Based on her new video, “Make America Great Again,” Tolokonnikova has left her ski mask and her faux-punk behind and is now angling in a Madonna/Lady Gaga direction. She is trying to hit the jackpot in the United States.

It is easy to make fun of Pussy Riot, at least the solemn expressions of concern for the group's artistic freedom belched out by the USG/NGO nexus, but Tolokonnikova and Masha Alyokhina did support Occupy Wall Street, visiting imprisoned Cecily McMillan on Rikers Island. Plus, Tolokonnikova publicly backed Bernie Sanders. So it is doubtful that Pussy Riot is a creation of the National Endowment for Democracy (NED).

Rutenberg, a champion of internet censorship in the form of policing Fake News, steered the conversation towards the dangers of authoritarianism and the crisis of belief in objective truth.
But truth cannot break through if people never find it or believe it when they do. And the problem in Russia is the same one we’re seeing here, Ms. Tolokonnikova told me. “A lot of people are living really unwealthy lives so they have to work not one but two jobs, so they don’t have time to analyze and check facts, and you cannot blame them,” she said.
And, after so many years in which the “lift-all-boats” promises of globalization didn’t come to pass, she said, “they don’t trust bureaucrats, they don’t trust politicians, and they don’t really trust media.”

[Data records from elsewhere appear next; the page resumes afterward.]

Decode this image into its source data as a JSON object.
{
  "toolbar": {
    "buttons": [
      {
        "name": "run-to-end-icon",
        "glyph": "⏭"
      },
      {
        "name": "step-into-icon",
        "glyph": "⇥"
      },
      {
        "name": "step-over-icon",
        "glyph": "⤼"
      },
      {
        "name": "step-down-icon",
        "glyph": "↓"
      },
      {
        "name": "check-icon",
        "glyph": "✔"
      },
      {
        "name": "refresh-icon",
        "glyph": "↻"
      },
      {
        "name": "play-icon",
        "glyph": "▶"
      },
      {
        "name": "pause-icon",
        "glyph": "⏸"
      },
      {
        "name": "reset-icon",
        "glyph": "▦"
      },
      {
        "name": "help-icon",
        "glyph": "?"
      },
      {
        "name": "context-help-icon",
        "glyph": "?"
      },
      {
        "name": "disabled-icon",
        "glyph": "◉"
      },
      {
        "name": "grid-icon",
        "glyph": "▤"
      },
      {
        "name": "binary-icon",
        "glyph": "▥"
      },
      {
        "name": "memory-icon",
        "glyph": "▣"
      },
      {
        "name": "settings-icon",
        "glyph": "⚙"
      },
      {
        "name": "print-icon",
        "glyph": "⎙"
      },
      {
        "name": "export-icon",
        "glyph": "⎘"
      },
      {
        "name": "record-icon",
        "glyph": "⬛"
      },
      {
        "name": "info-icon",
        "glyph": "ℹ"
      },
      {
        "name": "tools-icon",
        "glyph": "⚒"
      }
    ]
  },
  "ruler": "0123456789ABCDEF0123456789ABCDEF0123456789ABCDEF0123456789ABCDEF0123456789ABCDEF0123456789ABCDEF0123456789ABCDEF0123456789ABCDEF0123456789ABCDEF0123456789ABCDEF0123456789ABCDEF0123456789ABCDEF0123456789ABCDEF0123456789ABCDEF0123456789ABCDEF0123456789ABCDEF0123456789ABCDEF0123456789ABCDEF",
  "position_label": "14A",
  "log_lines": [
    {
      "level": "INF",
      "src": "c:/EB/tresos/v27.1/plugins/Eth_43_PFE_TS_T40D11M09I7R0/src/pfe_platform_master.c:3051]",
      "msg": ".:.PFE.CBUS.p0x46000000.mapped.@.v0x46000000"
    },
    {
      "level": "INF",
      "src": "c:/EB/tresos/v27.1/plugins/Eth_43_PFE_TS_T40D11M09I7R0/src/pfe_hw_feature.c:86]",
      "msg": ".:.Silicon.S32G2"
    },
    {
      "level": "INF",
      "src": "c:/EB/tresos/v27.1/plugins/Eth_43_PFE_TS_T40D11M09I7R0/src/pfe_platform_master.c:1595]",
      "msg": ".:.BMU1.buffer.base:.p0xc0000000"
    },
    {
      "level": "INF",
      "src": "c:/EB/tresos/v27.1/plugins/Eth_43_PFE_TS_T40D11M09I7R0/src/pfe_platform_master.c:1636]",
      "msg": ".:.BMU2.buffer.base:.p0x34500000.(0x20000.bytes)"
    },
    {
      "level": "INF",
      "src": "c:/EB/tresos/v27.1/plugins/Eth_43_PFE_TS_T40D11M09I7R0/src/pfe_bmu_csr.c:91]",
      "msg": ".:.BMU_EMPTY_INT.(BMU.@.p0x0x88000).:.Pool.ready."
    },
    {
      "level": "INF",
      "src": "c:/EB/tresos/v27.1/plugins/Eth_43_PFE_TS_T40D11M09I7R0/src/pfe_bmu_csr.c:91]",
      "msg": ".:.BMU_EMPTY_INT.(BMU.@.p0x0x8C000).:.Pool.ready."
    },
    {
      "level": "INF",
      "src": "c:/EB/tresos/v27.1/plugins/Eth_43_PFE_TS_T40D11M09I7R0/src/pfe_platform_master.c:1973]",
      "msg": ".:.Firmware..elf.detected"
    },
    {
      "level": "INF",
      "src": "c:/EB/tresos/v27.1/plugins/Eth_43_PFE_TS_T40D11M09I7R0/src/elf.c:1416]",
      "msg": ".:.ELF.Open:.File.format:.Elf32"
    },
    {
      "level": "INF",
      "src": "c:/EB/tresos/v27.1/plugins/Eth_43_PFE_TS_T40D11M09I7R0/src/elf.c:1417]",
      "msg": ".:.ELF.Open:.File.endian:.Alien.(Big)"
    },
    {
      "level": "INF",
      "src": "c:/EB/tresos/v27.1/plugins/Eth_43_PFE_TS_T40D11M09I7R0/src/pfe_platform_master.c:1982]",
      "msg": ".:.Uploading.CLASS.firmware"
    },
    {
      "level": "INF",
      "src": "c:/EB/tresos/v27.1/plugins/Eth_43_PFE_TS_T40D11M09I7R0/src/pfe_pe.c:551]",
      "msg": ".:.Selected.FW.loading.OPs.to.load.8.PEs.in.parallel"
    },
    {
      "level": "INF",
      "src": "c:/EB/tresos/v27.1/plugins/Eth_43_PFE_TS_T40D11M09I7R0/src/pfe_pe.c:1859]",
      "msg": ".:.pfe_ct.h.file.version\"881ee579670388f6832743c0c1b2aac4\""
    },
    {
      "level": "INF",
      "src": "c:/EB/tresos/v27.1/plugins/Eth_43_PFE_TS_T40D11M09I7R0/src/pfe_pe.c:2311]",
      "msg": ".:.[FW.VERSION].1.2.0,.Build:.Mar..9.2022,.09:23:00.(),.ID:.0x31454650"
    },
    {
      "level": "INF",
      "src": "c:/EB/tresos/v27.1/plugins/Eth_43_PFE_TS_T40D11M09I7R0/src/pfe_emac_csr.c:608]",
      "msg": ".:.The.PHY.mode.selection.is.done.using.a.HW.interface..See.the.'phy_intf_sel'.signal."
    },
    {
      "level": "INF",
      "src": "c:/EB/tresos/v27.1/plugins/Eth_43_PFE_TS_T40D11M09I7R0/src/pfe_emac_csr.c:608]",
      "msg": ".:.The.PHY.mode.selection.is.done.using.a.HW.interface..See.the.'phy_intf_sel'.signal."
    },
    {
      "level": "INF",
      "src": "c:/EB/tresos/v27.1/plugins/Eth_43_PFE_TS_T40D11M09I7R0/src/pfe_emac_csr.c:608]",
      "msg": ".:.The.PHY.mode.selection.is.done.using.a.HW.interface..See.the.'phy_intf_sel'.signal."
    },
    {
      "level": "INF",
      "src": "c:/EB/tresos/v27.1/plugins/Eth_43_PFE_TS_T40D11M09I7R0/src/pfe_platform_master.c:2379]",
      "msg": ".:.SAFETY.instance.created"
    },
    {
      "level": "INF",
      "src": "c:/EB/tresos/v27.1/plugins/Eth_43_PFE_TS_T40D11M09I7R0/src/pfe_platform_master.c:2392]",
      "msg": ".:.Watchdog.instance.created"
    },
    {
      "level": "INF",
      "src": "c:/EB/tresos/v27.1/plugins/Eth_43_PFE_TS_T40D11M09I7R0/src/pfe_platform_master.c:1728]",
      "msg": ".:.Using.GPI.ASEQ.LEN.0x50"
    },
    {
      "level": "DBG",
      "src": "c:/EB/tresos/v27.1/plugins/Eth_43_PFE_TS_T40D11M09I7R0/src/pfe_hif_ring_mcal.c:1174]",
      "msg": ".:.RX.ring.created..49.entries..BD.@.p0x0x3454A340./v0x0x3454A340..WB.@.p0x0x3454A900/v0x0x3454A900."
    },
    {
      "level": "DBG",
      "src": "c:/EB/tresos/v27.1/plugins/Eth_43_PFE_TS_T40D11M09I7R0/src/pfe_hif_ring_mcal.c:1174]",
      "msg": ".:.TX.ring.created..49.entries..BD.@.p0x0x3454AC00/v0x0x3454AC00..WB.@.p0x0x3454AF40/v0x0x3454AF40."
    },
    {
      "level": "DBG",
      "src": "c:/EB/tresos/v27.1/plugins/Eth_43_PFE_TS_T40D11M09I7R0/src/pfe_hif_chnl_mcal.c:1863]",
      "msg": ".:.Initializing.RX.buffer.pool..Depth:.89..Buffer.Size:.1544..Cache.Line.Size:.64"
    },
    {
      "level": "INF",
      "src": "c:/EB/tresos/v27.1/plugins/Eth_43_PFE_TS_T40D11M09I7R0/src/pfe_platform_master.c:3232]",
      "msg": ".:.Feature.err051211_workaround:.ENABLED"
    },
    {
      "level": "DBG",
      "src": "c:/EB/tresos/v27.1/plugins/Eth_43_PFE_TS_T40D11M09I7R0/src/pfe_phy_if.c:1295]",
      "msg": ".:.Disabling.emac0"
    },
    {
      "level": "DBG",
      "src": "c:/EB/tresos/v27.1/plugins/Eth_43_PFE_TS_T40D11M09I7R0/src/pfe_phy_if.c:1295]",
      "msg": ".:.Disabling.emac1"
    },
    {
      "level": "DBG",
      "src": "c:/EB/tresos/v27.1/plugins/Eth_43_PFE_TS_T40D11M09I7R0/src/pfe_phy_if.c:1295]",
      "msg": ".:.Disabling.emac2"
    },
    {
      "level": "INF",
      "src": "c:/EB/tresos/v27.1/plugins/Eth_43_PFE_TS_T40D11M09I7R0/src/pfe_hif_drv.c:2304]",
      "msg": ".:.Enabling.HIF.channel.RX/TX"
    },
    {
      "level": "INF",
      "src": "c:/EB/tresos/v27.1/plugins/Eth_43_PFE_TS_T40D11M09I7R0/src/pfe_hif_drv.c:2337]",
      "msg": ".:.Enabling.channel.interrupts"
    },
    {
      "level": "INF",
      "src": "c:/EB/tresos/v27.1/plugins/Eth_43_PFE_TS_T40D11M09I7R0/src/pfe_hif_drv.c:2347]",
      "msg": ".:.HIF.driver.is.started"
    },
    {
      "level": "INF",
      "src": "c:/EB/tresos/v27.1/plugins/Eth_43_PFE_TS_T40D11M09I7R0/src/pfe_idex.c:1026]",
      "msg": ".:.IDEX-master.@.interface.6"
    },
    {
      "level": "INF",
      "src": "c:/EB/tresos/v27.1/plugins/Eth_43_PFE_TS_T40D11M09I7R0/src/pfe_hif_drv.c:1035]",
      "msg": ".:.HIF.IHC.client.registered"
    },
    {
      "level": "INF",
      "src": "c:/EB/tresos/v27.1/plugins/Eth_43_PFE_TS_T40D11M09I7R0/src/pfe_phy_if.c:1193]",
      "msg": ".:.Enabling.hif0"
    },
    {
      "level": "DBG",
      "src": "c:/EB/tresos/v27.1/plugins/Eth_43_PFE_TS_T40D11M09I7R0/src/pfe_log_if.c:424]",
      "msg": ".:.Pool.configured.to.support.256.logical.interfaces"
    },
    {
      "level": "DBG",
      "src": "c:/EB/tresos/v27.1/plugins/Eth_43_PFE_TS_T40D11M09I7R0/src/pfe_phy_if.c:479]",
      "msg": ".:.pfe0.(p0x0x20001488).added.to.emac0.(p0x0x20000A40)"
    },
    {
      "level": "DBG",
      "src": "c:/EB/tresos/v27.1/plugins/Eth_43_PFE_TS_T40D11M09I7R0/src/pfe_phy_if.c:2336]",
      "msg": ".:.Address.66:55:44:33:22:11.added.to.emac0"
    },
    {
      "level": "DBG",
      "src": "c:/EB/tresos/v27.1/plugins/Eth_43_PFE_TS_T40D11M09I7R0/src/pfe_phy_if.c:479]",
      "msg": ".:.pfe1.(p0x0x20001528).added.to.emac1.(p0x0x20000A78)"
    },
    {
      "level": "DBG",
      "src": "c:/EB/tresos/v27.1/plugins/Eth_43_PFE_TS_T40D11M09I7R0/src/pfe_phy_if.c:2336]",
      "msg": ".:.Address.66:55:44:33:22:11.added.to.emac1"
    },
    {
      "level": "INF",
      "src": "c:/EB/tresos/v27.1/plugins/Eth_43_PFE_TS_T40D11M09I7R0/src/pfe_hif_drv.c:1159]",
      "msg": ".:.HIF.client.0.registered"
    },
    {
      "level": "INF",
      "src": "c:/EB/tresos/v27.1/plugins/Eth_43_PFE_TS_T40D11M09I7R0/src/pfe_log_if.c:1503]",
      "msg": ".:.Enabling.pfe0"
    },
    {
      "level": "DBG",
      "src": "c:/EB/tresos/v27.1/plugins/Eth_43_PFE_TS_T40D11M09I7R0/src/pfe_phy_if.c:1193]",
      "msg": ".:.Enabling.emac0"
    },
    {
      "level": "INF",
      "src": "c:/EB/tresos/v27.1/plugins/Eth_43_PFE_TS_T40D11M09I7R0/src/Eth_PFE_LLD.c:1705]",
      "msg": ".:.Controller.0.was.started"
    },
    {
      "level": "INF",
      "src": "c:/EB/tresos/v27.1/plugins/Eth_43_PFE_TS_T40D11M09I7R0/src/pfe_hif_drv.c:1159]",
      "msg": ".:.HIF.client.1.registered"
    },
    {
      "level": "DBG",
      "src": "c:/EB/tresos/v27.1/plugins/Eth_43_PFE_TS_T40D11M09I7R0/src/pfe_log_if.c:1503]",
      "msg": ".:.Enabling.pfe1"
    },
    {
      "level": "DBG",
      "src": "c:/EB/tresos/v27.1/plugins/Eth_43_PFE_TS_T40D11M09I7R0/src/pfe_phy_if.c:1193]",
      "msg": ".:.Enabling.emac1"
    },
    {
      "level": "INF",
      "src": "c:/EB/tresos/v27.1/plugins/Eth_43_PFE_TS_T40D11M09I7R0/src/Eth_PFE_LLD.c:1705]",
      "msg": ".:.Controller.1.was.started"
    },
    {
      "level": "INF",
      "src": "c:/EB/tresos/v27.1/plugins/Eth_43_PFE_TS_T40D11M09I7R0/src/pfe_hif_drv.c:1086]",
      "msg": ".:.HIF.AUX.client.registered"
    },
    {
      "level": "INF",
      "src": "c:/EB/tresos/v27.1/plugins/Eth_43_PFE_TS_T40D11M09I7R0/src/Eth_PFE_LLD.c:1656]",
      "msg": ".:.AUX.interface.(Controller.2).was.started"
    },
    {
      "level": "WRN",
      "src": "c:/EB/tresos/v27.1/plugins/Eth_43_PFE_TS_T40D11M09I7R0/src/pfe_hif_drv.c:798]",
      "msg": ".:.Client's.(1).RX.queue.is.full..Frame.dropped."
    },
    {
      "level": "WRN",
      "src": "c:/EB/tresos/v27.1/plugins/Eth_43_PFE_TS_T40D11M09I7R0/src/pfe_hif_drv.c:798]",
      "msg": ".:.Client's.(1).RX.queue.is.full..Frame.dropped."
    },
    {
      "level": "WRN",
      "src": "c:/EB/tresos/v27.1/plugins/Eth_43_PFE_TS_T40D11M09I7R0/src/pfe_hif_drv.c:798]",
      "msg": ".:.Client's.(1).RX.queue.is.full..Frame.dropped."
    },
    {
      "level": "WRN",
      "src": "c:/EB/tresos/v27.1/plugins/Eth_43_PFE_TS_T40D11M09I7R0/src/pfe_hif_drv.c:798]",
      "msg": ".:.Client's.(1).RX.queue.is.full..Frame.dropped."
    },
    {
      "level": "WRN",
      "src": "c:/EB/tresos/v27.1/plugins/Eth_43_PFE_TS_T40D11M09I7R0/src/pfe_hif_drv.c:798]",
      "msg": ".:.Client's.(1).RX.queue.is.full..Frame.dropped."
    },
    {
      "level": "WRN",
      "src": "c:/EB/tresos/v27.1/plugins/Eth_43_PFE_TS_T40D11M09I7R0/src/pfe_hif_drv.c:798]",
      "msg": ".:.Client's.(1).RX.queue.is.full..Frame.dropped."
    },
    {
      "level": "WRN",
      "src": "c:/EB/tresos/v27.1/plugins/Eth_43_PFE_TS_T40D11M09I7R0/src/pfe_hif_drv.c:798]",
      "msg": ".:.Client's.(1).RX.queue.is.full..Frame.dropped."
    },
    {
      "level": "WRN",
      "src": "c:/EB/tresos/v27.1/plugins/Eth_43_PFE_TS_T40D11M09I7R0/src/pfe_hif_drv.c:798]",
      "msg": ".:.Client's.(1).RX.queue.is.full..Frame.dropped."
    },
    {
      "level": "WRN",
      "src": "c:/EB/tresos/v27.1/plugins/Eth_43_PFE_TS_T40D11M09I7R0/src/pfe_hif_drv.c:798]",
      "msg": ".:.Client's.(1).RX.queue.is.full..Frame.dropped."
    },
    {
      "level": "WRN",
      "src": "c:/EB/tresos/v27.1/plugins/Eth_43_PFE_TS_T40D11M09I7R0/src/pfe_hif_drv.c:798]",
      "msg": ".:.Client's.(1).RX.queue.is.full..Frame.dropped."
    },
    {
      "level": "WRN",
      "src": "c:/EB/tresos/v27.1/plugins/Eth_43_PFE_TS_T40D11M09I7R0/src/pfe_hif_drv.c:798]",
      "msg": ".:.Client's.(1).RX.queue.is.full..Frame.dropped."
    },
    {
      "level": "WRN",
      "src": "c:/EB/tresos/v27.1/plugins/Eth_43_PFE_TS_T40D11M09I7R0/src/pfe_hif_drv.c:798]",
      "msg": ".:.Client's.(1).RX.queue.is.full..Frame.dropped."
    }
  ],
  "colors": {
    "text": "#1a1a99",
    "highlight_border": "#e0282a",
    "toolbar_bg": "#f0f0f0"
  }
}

That’s why the top Russian propagandist Dmitry K. Kiselyov can assert that “objectivity is a myth” and, here in the United States, the paid CNN Trump-supporting contributor Scottie Nell Hughes can declare: “There’s no such thing, unfortunately, anymore, of facts.
When there is no truth, invasions are “liberations” and internment camps are “relocation centers.”

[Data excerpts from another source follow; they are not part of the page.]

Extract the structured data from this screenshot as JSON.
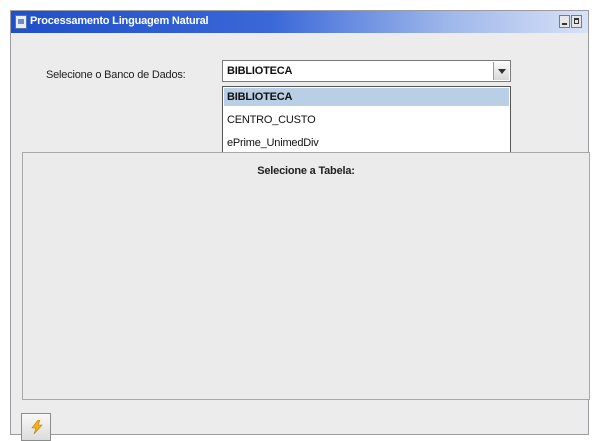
{
  "window": {
    "title": "Processamento Linguagem Natural"
  },
  "database_selector": {
    "label": "Selecione o Banco de Dados:",
    "selected": "BIBLIOTECA",
    "options": [
      "BIBLIOTECA",
      "CENTRO_CUSTO",
      "ePrime_UnimedDiv"
    ]
  },
  "table_panel": {
    "title": "Selecione a Tabela:"
  },
  "icons": {
    "app": "window-app-icon",
    "run": "lightning-icon",
    "combo": "chevron-down-icon"
  },
  "colors": {
    "titlebar": "#1f4fc9",
    "selected_option": "#b8cfe5",
    "run_icon": "#f2b316"
  }
}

But, as Ms. Tolokonnikova said, “There is always a way if you really want to tell the truth.”
Doing so, for her, has come at a cost, even after prison. Informal Cossack security forces beat her and other Pussy Riot members as they prepared to perform in Sochi during the 2014 Olympics. That same year, a youth gang attacked her with trash and a green antiseptic chemical in Nizhny Novgorod, where she was protesting prison conditions. The men were clearly identifiable but, she said, police made no arrests.
Ms. Tolokonnikova has also co-founded a news site called Media Zona. She said it avoided opinion so that readers would accept it as a just-the-facts counter to disinformation.
“You are always in danger of being shut down,” she said. “But it’s not the end of the story because we are prepared to fight.”
Her counsel for United States journalists: You better be, too.
I am not so sure about Media Zone. There appears to be a lot of stuff on Navalny's ongoing legal battles, but there is also a feature on the recent prison strike in the U.S.

What struck me was Tolokonnikova's critique of globalization to a newspaper, The New York Times, whose entire mission is to spread the gospel of globalization.